Shaka menutup teleponnya. Ia duduk menyandarkan punggung di tiang masjid. Badannya seakan tidak bertenaga dan dadanya terasa sesak. Sesak menghadapi kenyataan bahwa gadisnya telah menjadi istri lelaki lain. Lalu apa yang bisa ia lakukan sekarang? Semenit ke depan saja sudah terasa suram. Lalu bagaimana ia menghadapi hari-hari selanjutnya?
Handy datang menumpang ojek motor. Ia tentu sudah mengerti apa yang sedang terjadi. Terlihat dari beberapa orang yang sedang mengeluarkan barang-barang dari dalam masjid, yang tampak seperti baru saja berlangsung sebuah acara akad nikah, seperti vas-vas bunga besar, meja dan kain penutupnya.
Shaka memberikan kunci mobilnya pada Handy dan melangkah gontai mengikuti sahabatnya itu menuju ke mobil Honda Civicnya yang berada di luar pagar masjid.
"Mau gue antar ke rumah lo atau ke mana nih, Ka?" tanya Handy.
"Nggak tahu gue. Nggak bisa mikir. Di mana-mana juga sama aja, hampa," kekeh Shaka seraya menyandarkan punggung ke sandaran kursi. Ia menautkan kedua telapak tangan lalu menjadikannya sebagai bantal. "Gila sih ini. Sakit banget gue. F uck!" makinya.
Handy menghela napasnya. "Lo mau minum sesuatu sambil ngobrol gitu? Biar rileks dikit lah."
"Beli bir ajalah, minum di rumah gue."
Handy mengangguk setuju. Ia melajukan mobil pelan menuju rumah Shaka. Sebelumnya ia berhenti di toko liquor yang ada di daerah Gejayan untuk membeli bir.
"Wine sekalian, Han, satu botol aja," pinta Shaka sambil menyerahkan beberapa lembar seratus ribuan pada Handy.
Sepuluh menit berlalu, Handy keluar dari dalam toko sambil membawa pesanan Shaka. Namun Shaka tahu betul, sebanyak apapun botol minuman beralkohol yang ia tenggak, tidak akan mampu mengobati luka hatinya yang begitu dalam. Tidak akan ada yang bisa melipur lara kecuali Gendhis kembali padanya.
"Gue udah hancur, Han. Gue nggak tahu mau gimana hidup gue ke depannya. Brengsek!" Shaka hanya bisa memaki, memaki dan memaki.
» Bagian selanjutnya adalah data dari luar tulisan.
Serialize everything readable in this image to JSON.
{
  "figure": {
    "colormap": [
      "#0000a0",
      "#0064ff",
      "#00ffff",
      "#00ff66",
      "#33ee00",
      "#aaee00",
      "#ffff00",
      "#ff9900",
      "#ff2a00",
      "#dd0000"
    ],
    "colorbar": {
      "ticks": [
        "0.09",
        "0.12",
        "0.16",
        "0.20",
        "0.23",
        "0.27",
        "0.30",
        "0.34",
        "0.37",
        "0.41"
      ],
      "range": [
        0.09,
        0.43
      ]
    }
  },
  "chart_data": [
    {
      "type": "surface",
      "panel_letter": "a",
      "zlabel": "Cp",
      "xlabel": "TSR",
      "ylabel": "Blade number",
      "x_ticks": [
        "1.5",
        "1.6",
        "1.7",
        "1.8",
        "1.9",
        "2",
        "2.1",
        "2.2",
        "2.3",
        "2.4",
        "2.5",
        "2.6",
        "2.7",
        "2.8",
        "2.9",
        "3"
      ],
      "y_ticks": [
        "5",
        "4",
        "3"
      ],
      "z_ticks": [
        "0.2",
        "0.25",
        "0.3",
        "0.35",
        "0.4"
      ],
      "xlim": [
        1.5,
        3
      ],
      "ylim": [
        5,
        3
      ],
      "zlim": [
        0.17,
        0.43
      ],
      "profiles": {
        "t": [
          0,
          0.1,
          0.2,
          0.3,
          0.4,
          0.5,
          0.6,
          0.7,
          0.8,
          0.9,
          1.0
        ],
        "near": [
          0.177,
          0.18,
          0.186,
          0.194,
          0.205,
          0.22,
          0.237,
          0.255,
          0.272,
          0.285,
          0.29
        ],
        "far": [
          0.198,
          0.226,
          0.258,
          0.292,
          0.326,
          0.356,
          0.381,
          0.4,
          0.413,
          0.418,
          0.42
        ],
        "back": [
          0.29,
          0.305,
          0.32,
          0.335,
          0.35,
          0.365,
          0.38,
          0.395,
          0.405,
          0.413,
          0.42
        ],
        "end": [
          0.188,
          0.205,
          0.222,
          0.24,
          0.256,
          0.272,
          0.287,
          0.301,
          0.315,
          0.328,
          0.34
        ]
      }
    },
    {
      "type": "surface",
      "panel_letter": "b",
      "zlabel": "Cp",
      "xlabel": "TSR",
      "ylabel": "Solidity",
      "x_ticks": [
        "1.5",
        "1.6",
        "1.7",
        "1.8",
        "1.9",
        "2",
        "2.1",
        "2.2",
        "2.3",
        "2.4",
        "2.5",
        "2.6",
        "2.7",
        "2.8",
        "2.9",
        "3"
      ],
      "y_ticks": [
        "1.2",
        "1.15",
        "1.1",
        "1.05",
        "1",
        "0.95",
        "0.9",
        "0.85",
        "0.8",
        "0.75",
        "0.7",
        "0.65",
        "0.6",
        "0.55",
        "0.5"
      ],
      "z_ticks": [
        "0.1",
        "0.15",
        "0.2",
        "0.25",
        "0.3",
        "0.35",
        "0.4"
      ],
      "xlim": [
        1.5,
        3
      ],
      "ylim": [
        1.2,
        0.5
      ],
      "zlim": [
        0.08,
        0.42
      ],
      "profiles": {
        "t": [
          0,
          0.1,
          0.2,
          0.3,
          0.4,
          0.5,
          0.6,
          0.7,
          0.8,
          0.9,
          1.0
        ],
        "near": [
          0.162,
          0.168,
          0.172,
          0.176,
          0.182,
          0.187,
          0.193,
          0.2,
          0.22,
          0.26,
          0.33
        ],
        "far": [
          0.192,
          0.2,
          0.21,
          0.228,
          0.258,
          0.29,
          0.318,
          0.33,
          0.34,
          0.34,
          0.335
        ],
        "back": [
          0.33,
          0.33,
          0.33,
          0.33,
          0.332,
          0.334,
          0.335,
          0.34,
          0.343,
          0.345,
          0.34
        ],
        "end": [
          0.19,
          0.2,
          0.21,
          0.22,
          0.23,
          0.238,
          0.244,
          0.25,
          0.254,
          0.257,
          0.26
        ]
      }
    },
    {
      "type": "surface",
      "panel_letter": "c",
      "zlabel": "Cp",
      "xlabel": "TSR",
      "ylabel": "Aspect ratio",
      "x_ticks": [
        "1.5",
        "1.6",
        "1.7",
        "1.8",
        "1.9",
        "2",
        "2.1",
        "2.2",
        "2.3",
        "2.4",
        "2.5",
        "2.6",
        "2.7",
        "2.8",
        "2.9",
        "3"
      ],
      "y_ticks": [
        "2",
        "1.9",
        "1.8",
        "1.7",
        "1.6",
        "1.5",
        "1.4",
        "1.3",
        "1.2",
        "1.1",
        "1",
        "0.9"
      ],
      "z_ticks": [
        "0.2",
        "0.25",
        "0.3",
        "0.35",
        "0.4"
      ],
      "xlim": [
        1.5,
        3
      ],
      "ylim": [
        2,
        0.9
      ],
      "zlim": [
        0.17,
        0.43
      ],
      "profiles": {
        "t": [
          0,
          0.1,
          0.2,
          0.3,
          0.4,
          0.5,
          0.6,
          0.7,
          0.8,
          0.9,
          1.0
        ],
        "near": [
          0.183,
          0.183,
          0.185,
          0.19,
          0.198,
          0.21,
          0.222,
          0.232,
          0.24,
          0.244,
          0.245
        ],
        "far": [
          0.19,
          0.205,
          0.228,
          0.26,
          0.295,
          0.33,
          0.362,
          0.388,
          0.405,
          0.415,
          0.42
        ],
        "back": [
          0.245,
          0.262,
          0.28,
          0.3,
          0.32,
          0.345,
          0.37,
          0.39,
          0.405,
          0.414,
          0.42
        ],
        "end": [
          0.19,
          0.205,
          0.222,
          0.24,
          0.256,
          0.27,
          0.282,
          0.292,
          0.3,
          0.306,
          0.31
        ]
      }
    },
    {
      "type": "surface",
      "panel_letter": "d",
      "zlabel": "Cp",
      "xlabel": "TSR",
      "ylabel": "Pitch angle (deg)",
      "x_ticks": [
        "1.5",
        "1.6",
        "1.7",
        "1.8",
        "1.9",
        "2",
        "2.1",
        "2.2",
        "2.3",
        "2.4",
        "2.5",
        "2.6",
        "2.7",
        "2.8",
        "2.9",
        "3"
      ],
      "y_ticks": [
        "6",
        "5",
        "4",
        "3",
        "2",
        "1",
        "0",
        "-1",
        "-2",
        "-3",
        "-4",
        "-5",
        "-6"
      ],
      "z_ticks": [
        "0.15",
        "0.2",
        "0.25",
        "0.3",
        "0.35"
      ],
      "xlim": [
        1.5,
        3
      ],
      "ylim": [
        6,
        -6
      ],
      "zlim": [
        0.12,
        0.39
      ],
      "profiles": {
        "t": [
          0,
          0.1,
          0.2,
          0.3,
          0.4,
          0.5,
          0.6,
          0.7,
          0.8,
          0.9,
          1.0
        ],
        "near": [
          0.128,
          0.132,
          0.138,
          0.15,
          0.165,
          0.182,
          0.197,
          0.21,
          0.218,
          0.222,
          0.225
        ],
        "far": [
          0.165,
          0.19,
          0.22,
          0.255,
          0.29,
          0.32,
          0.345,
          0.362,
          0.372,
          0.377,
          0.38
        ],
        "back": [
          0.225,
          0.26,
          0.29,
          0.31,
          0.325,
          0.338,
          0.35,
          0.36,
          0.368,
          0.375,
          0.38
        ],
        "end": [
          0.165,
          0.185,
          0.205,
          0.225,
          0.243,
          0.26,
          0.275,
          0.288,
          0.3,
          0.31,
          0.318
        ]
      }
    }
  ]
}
Nasibnya yang ia maki-maki. Pasalnya, rasa sakit di dalam dadanya sepertinya mampu untuk membunuhnya detik itu juga.
Handy menyerahkan satu botol bir pada Shaka yang sudah ia buka penutupnya. Keduanya kini sudah berada di ruang tengah rumah Shaka.
"Nggak ada jalan lain selain menghadapi rasa sakit itu, Ka."
Shaka terkekeh. Ditenggaknya bir hingga turun hampir setengahnya. "Kayaknya gue nggak bisa tinggal di sini lagi. Mungkin gue balik aja lah ke Jakarta."
"Senyamannya lo aja, Ka. Tapi, menurut gue sih, jangan mutusin apa-apa dulu sekarang. Lo tenangin diri aja dulu."
Shaka membakar ujung rokoknya. Kemudian mengisapnya dalam-dalam. Ia hembuskan asapnya, berharap rasa sakit dalam dadanya pun ikut terbawa keluar. "Sumpah, Han ...." Shaka menghembuskan napasnya kasar. "Gue bener-bener hancur, tau nggak lo?"
"Iya, gue ngerti. Baru kali ini gue lihat lo kaya gini."
Shaka memejamkan kedua mata lalu memijitnya. Ia tidak ingin ada buliran bening keluar dari sana. Meskipun, kini matanya terlihat basah.
"Gue bener-bener nggak bisa tinggal di sini lagi, Han. Terlalu banyak kenangan. Terlalu sakit. Nggak sanggup gue." Shaka tertawa hambar. Sebuah tawa yang menggambarkan betapa pedih hatinya saat ini.